Each of the seven pathophysiologic processes leading to fetal asphyxia or death should be considered separately, and the available evidence used to decide on the best test, as follows:
* Decreased uteroplacental blood flow. Pregnancies at risk include those complicated by maternal chronic hypertension, pregnancy-induced hypertension (PIH)-preeclampsia, collagen/renal/vascular disease, and idiopathic fetal growth restriction.
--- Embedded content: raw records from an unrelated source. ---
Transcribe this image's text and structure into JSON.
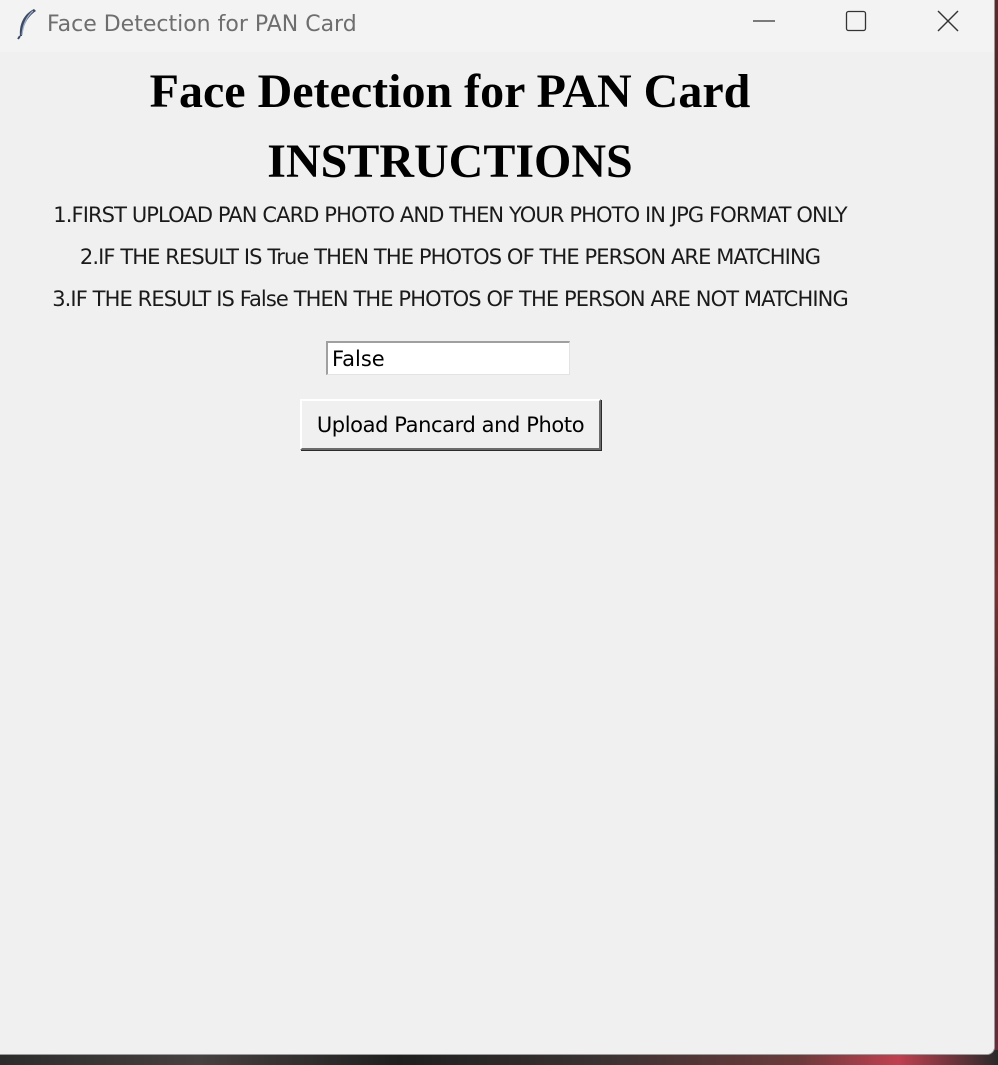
{
  "window": {
    "title": "Face Detection for PAN Card",
    "controls": {
      "minimize": "minimize-icon",
      "maximize": "maximize-icon",
      "close": "close-icon"
    },
    "app_icon": "feather-icon"
  },
  "main": {
    "heading": "Face Detection for PAN Card",
    "subheading": "INSTRUCTIONS",
    "instructions": [
      "1.FIRST UPLOAD PAN CARD PHOTO AND THEN YOUR PHOTO IN JPG FORMAT ONLY",
      "2.IF THE RESULT IS True THEN THE PHOTOS OF THE PERSON ARE MATCHING",
      "3.IF THE RESULT IS False THEN THE PHOTOS OF THE PERSON ARE NOT MATCHING"
    ],
    "result_value": "False",
    "upload_button_label": "Upload Pancard and Photo"
  },
  "colors": {
    "window_bg": "#f0f0f0",
    "title_text": "#6e6e6e",
    "text": "#000000"
  }
}
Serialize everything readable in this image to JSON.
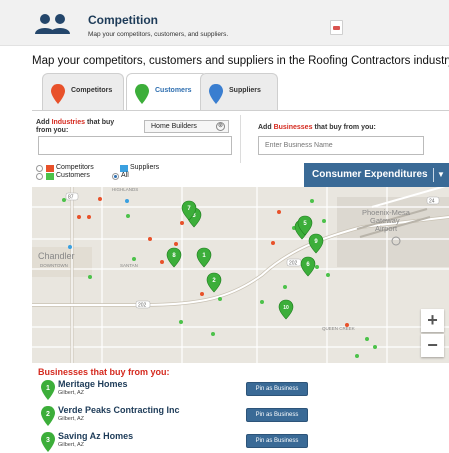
{
  "header": {
    "title": "Competition",
    "subtitle": "Map your competitors, customers, and suppliers."
  },
  "headline": "Map your competitors, customers and suppliers in the Roofing Contractors industry",
  "tabs": [
    {
      "label": "Competitors",
      "color": "#e8512a"
    },
    {
      "label": "Customers",
      "color": "#3cae3a",
      "active": true
    },
    {
      "label": "Suppliers",
      "color": "#3a7ed0"
    }
  ],
  "filters": {
    "industries_prefix": "Add",
    "industries_highlight": "Industries",
    "industries_rest": "that buy",
    "industries_line2": "from you:",
    "industry_chip": "Home Builders",
    "chip_remove": "⊗",
    "industries_input_value": "",
    "businesses_prefix": "Add",
    "businesses_highlight": "Businesses",
    "businesses_rest": "that buy from you:",
    "business_placeholder": "Enter Business Name"
  },
  "legend": {
    "competitors": "Competitors",
    "customers": "Customers",
    "suppliers": "Suppliers",
    "all": "All",
    "colors": {
      "competitors": "#e8512a",
      "customers": "#4cc24a",
      "suppliers": "#3aa0e0"
    }
  },
  "consumer_button": {
    "label": "Consumer Expenditures",
    "caret": "▼"
  },
  "map": {
    "labels": {
      "chandler": "Chandler",
      "chandler_sub": "DOWNTOWN",
      "phoenix_mesa": "Phoenix-Mesa",
      "gateway": "Gateway",
      "airport": "Airport",
      "rd_labels": [
        "87",
        "202",
        "24",
        "202",
        "SANTAN",
        "HIGHLANDS"
      ],
      "queen_creek": "QUEEN CREEK"
    },
    "pins": [
      "1",
      "2",
      "3",
      "4",
      "5",
      "6",
      "7",
      "8",
      "9",
      "10"
    ],
    "zoom_in": "+",
    "zoom_out": "−"
  },
  "businesses": {
    "title": "Businesses that buy from you:",
    "button_label": "Pin as Business",
    "items": [
      {
        "num": "1",
        "name": "Meritage Homes",
        "city": "Gilbert, AZ"
      },
      {
        "num": "2",
        "name": "Verde Peaks Contracting Inc",
        "city": "Gilbert, AZ"
      },
      {
        "num": "3",
        "name": "Saving Az Homes",
        "city": "Gilbert, AZ"
      }
    ]
  }
}
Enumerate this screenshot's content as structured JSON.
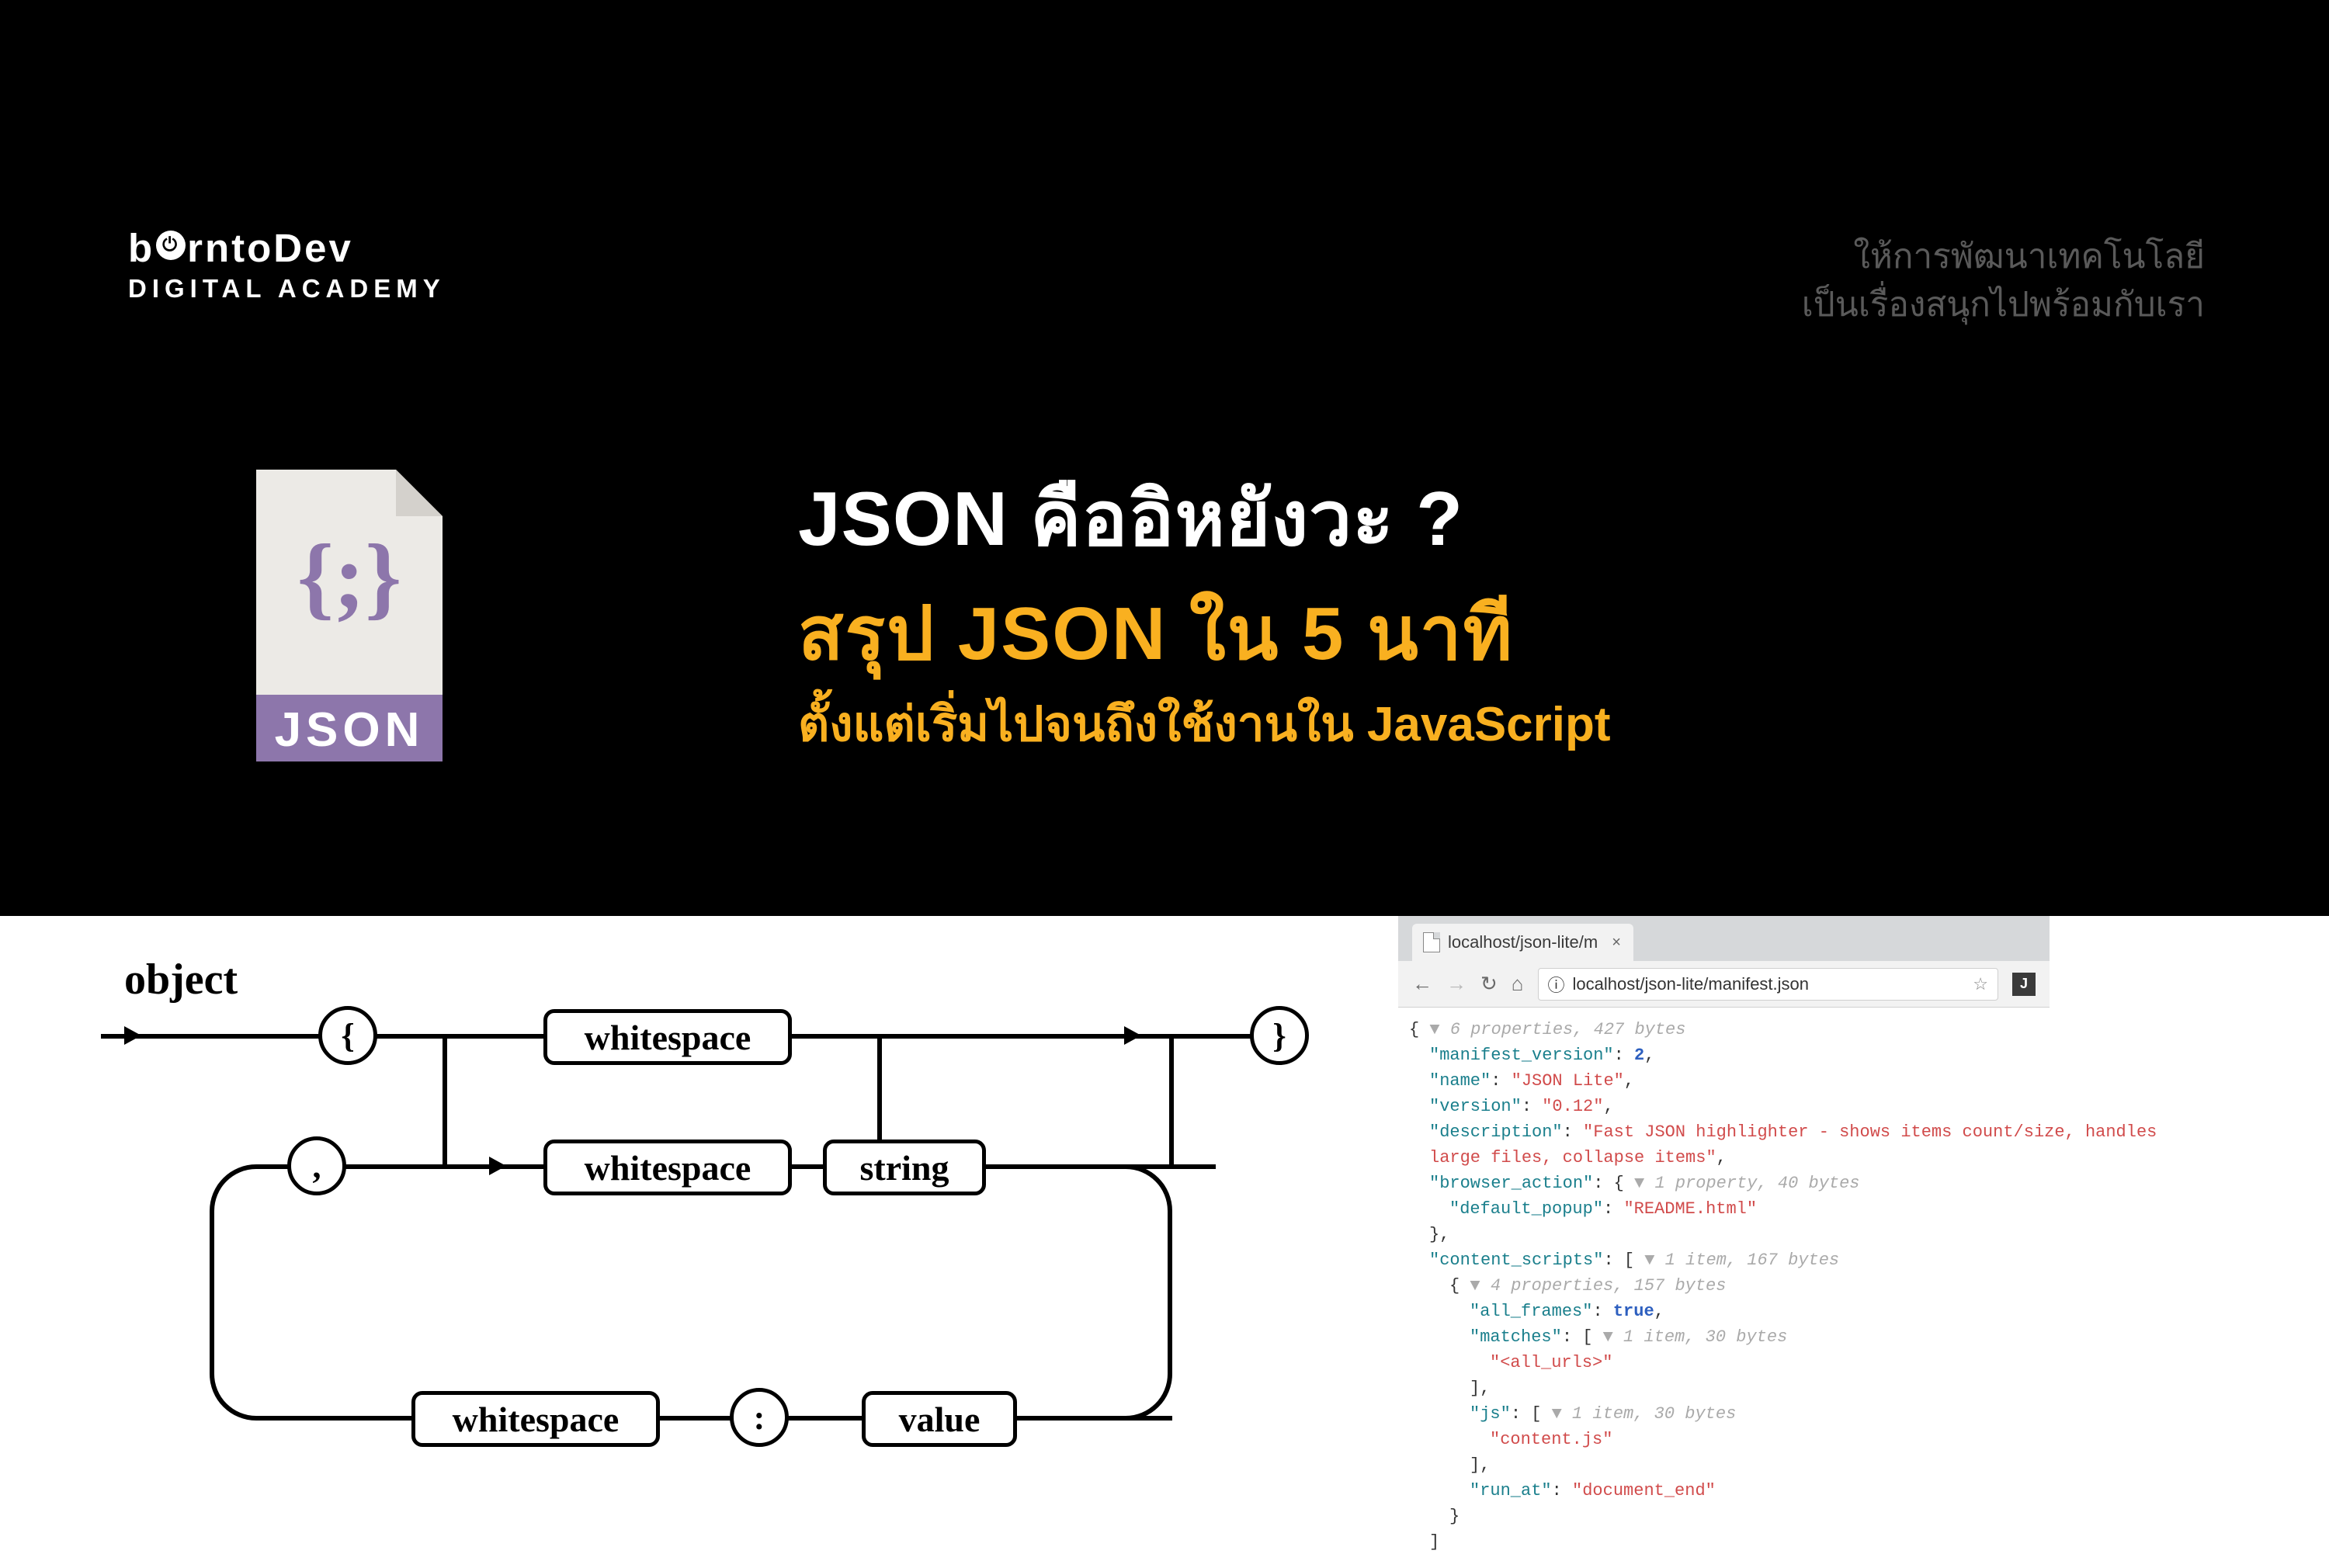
{
  "brand": {
    "name_part1": "b",
    "name_part2": "rntoDev",
    "academy": "DIGITAL ACADEMY"
  },
  "tagline": {
    "line1": "ให้การพัฒนาเทคโนโลยี",
    "line2": "เป็นเรื่องสนุกไปพร้อมกับเรา"
  },
  "json_icon": {
    "braces": "{;}",
    "label": "JSON"
  },
  "title": {
    "line1": "JSON คืออิหยังวะ ?",
    "line2": "สรุป JSON ใน 5 นาที",
    "line3": "ตั้งแต่เริ่มไปจนถึงใช้งานใน JavaScript"
  },
  "railroad": {
    "heading": "object",
    "open_brace": "{",
    "close_brace": "}",
    "comma": ",",
    "colon": ":",
    "whitespace": "whitespace",
    "string": "string",
    "value": "value"
  },
  "browser": {
    "tab_title": "localhost/json-lite/m",
    "tab_close": "×",
    "url_info_icon": "ⓘ",
    "url": "localhost/json-lite/manifest.json",
    "star": "☆",
    "ext_badge": "J",
    "nav": {
      "back": "←",
      "forward": "→",
      "reload": "↻",
      "home": "⌂"
    }
  },
  "jsonview": {
    "root_meta": "6 properties, 427 bytes",
    "kv": {
      "manifest_version_k": "\"manifest_version\"",
      "manifest_version_v": "2",
      "name_k": "\"name\"",
      "name_v": "\"JSON Lite\"",
      "version_k": "\"version\"",
      "version_v": "\"0.12\"",
      "description_k": "\"description\"",
      "description_v": "\"Fast JSON highlighter - shows items count/size, handles",
      "description_v2": "large files, collapse items\"",
      "browser_action_k": "\"browser_action\"",
      "browser_action_meta": "1 property, 40 bytes",
      "default_popup_k": "\"default_popup\"",
      "default_popup_v": "\"README.html\"",
      "content_scripts_k": "\"content_scripts\"",
      "content_scripts_meta": "1 item, 167 bytes",
      "cs_obj_meta": "4 properties, 157 bytes",
      "all_frames_k": "\"all_frames\"",
      "all_frames_v": "true",
      "matches_k": "\"matches\"",
      "matches_meta": "1 item, 30 bytes",
      "matches_v": "\"<all_urls>\"",
      "js_k": "\"js\"",
      "js_meta": "1 item, 30 bytes",
      "js_v": "\"content.js\"",
      "run_at_k": "\"run_at\"",
      "run_at_v": "\"document_end\""
    },
    "punc": {
      "lb": "{",
      "rb": "}",
      "lsq": "[",
      "rsq": "]",
      "colon": ": ",
      "comma": ",",
      "tri": "▼ "
    }
  }
}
Here, the best (level I) evidence backs Doppler assessment, while other tests for decreased uteroplacental blood flow that are supported by level I or level II evidence include estimated fetal weight by ultrasound, amniotic fluid assessments, nonstress tests (NSTs), and fetal biophysical profiles (FBPs). Doppler appears to be the most useful in gestations with fetal growth restriction less than 34 weeks, Dr. Vintzileos said.
Doppler velocimetry of the uterine artery gives clinical information about maternal blood flow to the uterus, Doppler of the umbilical artery shows the degree of placental resistance, and middle cerebral artery Doppler can demonstrate fetal compensation or adaptation.
Venous circulation evaluation via Doppler is used to test for fetal cardiac dysfunction, which is usually seen in the final stages of fetal compromise, he noted.